If you had told me ten years ago that I would be making pictures of flowers, I would have said you were out of your mind. Flowers are clichés unlike anything else, however, they are also allegories. They represent life but also death and fragility. They are symbols of mourning but also of joy. – Trevor Paglen
Trevor Paglen’s recent flower photographs continue the artist’s long-held interest in how technology affects our lives. Created in spring of 2020 against the backdrop of the global pandemic, these images can be seen as meditations on the fragility of life and the passage of time, and as a continuation of the historical floral still life and vanitas traditions meant to convey similar themes. Paglen’s work shifts these ideas into the present context through their process of production.

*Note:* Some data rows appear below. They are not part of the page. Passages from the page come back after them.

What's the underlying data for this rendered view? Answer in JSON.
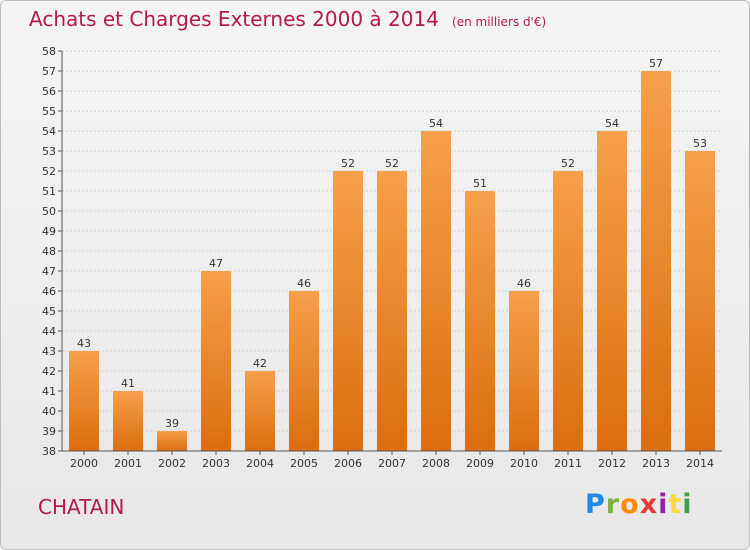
{
  "title": "Achats et Charges Externes 2000 à 2014",
  "unit_note": "(en milliers d'€)",
  "commune": "CHATAIN",
  "logo": {
    "letters": [
      "P",
      "r",
      "o",
      "x",
      "i",
      "t",
      "i"
    ],
    "colors": [
      "#1e88e5",
      "#7cb342",
      "#fb8c00",
      "#e53935",
      "#8e24aa",
      "#fdd835",
      "#43a047"
    ]
  },
  "colors": {
    "bar_top": "#f7a04a",
    "bar_bottom": "#db6d10",
    "title": "#b3184e",
    "grid": "#cfcfcf"
  },
  "chart_data": {
    "type": "bar",
    "categories": [
      "2000",
      "2001",
      "2002",
      "2003",
      "2004",
      "2005",
      "2006",
      "2007",
      "2008",
      "2009",
      "2010",
      "2011",
      "2012",
      "2013",
      "2014"
    ],
    "values": [
      43,
      41,
      39,
      47,
      42,
      46,
      52,
      52,
      54,
      51,
      46,
      52,
      54,
      57,
      53
    ],
    "ylim": [
      38,
      58
    ],
    "yticks": [
      38,
      39,
      40,
      41,
      42,
      43,
      44,
      45,
      46,
      47,
      48,
      49,
      50,
      51,
      52,
      53,
      54,
      55,
      56,
      57,
      58
    ],
    "grid": true,
    "title": "Achats et Charges Externes 2000 à 2014",
    "xlabel": "",
    "ylabel": ""
  }
}
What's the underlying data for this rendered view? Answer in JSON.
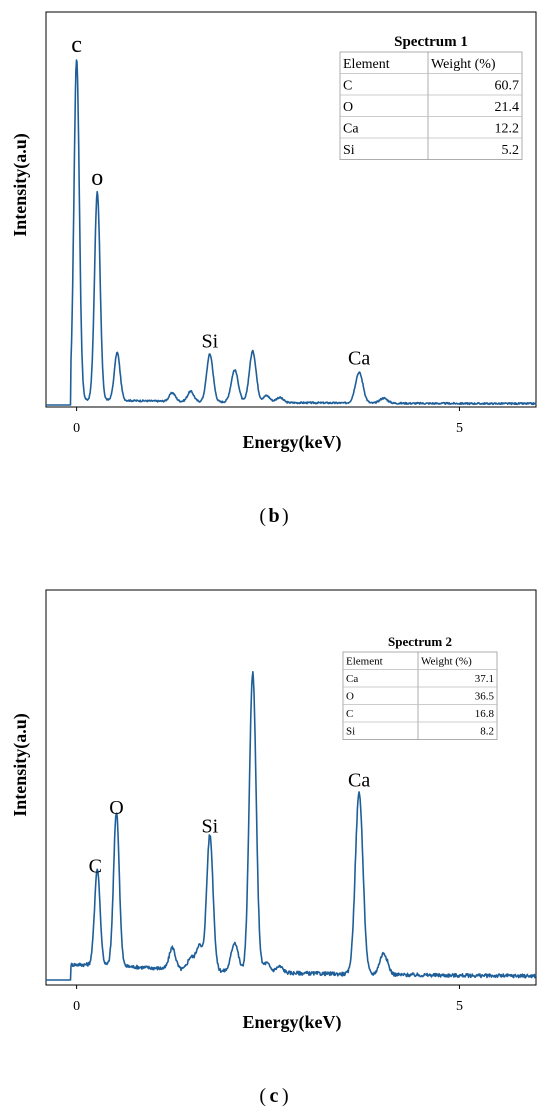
{
  "chart_data": [
    {
      "type": "line",
      "panel_label": "b",
      "xlabel": "Energy(keV)",
      "ylabel": "Intensity(a.u)",
      "xlim": [
        -0.4,
        6.0
      ],
      "ylim": [
        0,
        100
      ],
      "x_ticks": [
        0,
        5
      ],
      "color": "#1f5f99",
      "peaks": [
        {
          "x": 0.0,
          "y": 100
        },
        {
          "x": 0.27,
          "y": 61
        },
        {
          "x": 0.53,
          "y": 14
        },
        {
          "x": 1.25,
          "y": 2.5
        },
        {
          "x": 1.49,
          "y": 3
        },
        {
          "x": 1.74,
          "y": 14
        },
        {
          "x": 2.05,
          "y": 5
        },
        {
          "x": 2.08,
          "y": 5
        },
        {
          "x": 2.3,
          "y": 15
        },
        {
          "x": 2.48,
          "y": 2
        },
        {
          "x": 2.65,
          "y": 1.5
        },
        {
          "x": 3.69,
          "y": 9
        },
        {
          "x": 4.01,
          "y": 1.5
        }
      ],
      "annotations": [
        {
          "text": "c",
          "x": 0.0,
          "y": 100
        },
        {
          "text": "o",
          "x": 0.27,
          "y": 61
        },
        {
          "text": "Si",
          "x": 1.74,
          "y": 14
        },
        {
          "text": "Ca",
          "x": 3.69,
          "y": 9
        }
      ],
      "table": {
        "title": "Spectrum 1",
        "headers": [
          "Element",
          "Weight (%)"
        ],
        "rows": [
          [
            "C",
            "60.7"
          ],
          [
            "O",
            "21.4"
          ],
          [
            "Ca",
            "12.2"
          ],
          [
            "Si",
            "5.2"
          ]
        ]
      }
    },
    {
      "type": "line",
      "panel_label": "c",
      "xlabel": "Energy(keV)",
      "ylabel": "Intensity(a.u)",
      "xlim": [
        -0.4,
        6.0
      ],
      "ylim": [
        0,
        100
      ],
      "x_ticks": [
        0,
        5
      ],
      "color": "#1f5f99",
      "peaks": [
        {
          "x": 0.27,
          "y": 31
        },
        {
          "x": 0.52,
          "y": 50
        },
        {
          "x": 1.25,
          "y": 7
        },
        {
          "x": 1.49,
          "y": 4
        },
        {
          "x": 1.6,
          "y": 8
        },
        {
          "x": 1.74,
          "y": 44
        },
        {
          "x": 2.05,
          "y": 5
        },
        {
          "x": 2.08,
          "y": 5
        },
        {
          "x": 2.3,
          "y": 97
        },
        {
          "x": 2.48,
          "y": 3
        },
        {
          "x": 2.65,
          "y": 2
        },
        {
          "x": 3.69,
          "y": 59
        },
        {
          "x": 4.01,
          "y": 7
        }
      ],
      "annotations": [
        {
          "text": "C",
          "x": 0.27,
          "y": 31
        },
        {
          "text": "O",
          "x": 0.52,
          "y": 50
        },
        {
          "text": "Si",
          "x": 1.74,
          "y": 44
        },
        {
          "text": "Ca",
          "x": 3.69,
          "y": 59
        }
      ],
      "table": {
        "title": "Spectrum 2",
        "headers": [
          "Element",
          "Weight (%)"
        ],
        "rows": [
          [
            "Ca",
            "37.1"
          ],
          [
            "O",
            "36.5"
          ],
          [
            "C",
            "16.8"
          ],
          [
            "Si",
            "8.2"
          ]
        ]
      }
    }
  ]
}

To make the work, computer vision algorithms analyzed Paglen’s original flower photos to identify the individual parts of the plant life (ie: trunk, petal, stem, etc). The resulting colors and shapes do not indicate what Paglen, or even his camera, saw, but rather what the AI (in learning from other images of flowers) has determined the various parts of the image to be. Paglen said about these photos and other work in his recent show: “Computer vision and artificial intelligence have become ubiquitous. The works in this exhibition seek to provide a small glimpse into the workings of platforms that track faces, nature and human behavior, and into the underlying data that structures how machines ‘perceive’ humans and landscapes.”
In 2017 Paglen was named a MacArthur Fellow. His photographs are in collections throughout the world, including the Dallas Museum of Art. Paglen has had numerous solo exhibitions, including at the Museum of Contemporary Art San Diego; Frankfurter Kunstverein; Protocinema Istanbul; Van Abbemuseum, Eindhoven; and Vienna Secession.